Chiquilicuatres, chisgarabís y mequetrefes
En todas partes hay buenos y malos traductores. Unos y otros son patrimonio de todos los países, sólo que cuando se trata de las distintas realizaciones de una misma lengua —por ejemplo, el castellano— el contraste pone en evidencia sus aciertos y errores de manera más evidente. Entiéndase bien: no se aboga aquí por la unificación de la morfología, ni por la imposible neutralidad léxica, credos utópicos de algunos editores, sino por una primacía del sentido común. ¿Y dónde está el sentido común? Muy probablemente, en la naturaleza de nuestras elecciones. ¿A qué me refiero? Tal vez a la consideración del prójimo, ese desconocido que vive tanto a la vuelta de nuestra casa como más allá del mar, y al que van destinados nuestros esfuerzos.
Antes, al decir melancólico de Miguel Sáenz, cualquier español podía entender a un argentino, a un mexicano, a un peruano o a un chileno sin demasiado esfuerzo porque, salvo en los casos inevitables en los que en el original se hacían presentes formas argóticas o jergas demasiado específicas, todos, a uno y otro lado del Atlántico, podíamos hacer el pequeño esfuerzo de imaginarnos lo que no sabíamos hasta que un día empezábamos a saberlo. Dicho de otro modo, a pesar de nuestras múltiples y notorias diferencias, podemos comunicarnos sin demasiados sobresaltos entre los ya muchos habitantes de los diferentes países hispanoamericanos, y todos con España. Hoy, cuando el fiel de la balanza de la industria editorial en castellano parece permanentemente apoyado sobre un solo lado, nos encontramos con esperpentos que terminan estigmatizando injustamente a nuestros colegas españoles.
Y aquí, como si me hubiese caído un rayo encima, recuerdo una frase de la traducción de Plegarias atendidas, de Truman Capote, en su momento publicada por la nada ecuménica Anagrama: «Mientras ponía una conferencia, se magreaba la pilila». ¿No había otra forma de decir «poner una conferencia», «magrearse», «pilila»? No hablo de censurar el lenguaje, sino de buscar una variante que al menos se entienda más allá de Alcalá de Henares.
Más cerca en el tiempo, leyendo una traducción publicada por Norma de un texto del irlandés Flann O’Brien me topo con que cierto personaje tiene un hermano que es un «chiquilicuatre». Lo peor es que, al buscar en el DRAE encuentro que eso significa «chisgarabís», lo que me remite a «mequetrefe». Y hablando de Roma, pienso en el traductor y me digo que o estaba borracho o es malo de toda maldad, porque si hubiera tenido una conciencia de la lengua menos imperial habría considerado a esos más de 300 millones de personas para quienes «chiquilicuatre» no significa nada.
Pero la cosa no queda ahí, tanto el que prefirió «magrear la pilila» como el que decidió «chiquilicuatre» están distrayendo la atención del lector y evitando, con sus desafortunadas elecciones, que el relato, en un caso, y la escena dramática, en el otro, progresen con la naturalidad que tienen los respectivos originales.
Y hay todavía un paso más.
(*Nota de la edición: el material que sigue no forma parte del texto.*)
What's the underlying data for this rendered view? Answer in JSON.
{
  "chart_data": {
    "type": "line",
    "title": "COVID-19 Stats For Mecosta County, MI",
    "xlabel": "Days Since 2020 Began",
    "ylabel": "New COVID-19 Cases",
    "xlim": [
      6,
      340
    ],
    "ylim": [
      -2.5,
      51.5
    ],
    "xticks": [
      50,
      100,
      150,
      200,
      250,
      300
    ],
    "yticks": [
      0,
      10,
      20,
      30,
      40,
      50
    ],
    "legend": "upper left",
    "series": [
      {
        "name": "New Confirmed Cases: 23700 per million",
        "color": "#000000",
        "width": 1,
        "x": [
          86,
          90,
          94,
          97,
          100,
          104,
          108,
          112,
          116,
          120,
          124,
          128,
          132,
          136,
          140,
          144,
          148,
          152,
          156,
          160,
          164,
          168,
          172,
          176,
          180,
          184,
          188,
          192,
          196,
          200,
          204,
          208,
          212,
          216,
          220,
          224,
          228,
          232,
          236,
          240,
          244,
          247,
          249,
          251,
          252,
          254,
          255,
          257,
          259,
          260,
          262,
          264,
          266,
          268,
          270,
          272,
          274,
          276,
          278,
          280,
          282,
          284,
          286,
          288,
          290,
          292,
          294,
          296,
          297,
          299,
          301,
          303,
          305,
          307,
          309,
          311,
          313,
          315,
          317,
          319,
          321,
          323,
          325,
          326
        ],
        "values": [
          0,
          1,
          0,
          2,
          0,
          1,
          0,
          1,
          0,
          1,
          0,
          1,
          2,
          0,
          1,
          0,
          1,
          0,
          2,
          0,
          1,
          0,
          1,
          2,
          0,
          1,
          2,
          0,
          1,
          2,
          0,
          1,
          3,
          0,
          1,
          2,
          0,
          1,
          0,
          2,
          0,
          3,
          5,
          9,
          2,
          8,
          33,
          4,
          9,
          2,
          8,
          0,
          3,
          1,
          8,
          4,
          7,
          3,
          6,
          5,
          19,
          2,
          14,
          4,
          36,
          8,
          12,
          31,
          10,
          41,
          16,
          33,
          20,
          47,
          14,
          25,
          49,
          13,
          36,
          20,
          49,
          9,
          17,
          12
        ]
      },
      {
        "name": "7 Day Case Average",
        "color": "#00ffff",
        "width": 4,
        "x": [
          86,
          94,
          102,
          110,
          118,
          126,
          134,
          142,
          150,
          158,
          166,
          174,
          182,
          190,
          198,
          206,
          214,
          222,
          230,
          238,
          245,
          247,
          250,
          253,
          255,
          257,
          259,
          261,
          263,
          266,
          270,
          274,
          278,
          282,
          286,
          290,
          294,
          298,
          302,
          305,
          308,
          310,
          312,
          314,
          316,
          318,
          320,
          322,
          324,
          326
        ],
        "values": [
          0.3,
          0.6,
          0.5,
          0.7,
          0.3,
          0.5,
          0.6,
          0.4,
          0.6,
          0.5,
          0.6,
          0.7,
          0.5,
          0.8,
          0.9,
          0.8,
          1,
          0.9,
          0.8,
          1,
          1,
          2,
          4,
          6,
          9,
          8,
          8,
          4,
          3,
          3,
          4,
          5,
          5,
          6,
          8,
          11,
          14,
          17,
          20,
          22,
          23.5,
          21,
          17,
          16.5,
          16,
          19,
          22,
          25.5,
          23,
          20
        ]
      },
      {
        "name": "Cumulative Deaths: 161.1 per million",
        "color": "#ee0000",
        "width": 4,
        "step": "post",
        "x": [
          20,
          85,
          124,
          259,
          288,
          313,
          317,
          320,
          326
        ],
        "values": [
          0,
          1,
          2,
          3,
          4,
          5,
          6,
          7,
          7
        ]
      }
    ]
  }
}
Antes de llegar al editor, el traductor —español o hispanoamericano— debe ser el principal aliado de sus colegas de allende los mares. No por espíritu de cuerpo, sino porque es el que más cabalmente puede hacerle entender al editor que existen opciones, que no todo se limita a la forma en que se habla en cada país y que optar por una u otra variante suma o resta lectores a los libros que traducimos. Ahora bien, si eso no se comprende, puedo decir que estamos fritos y que todos los sueños panhispánicos terminarán en el fondo del océano, que como todo el mundo sabe, alguna vez fue vinoso ponto y ni aquí ni allá nos despeinamos por ello.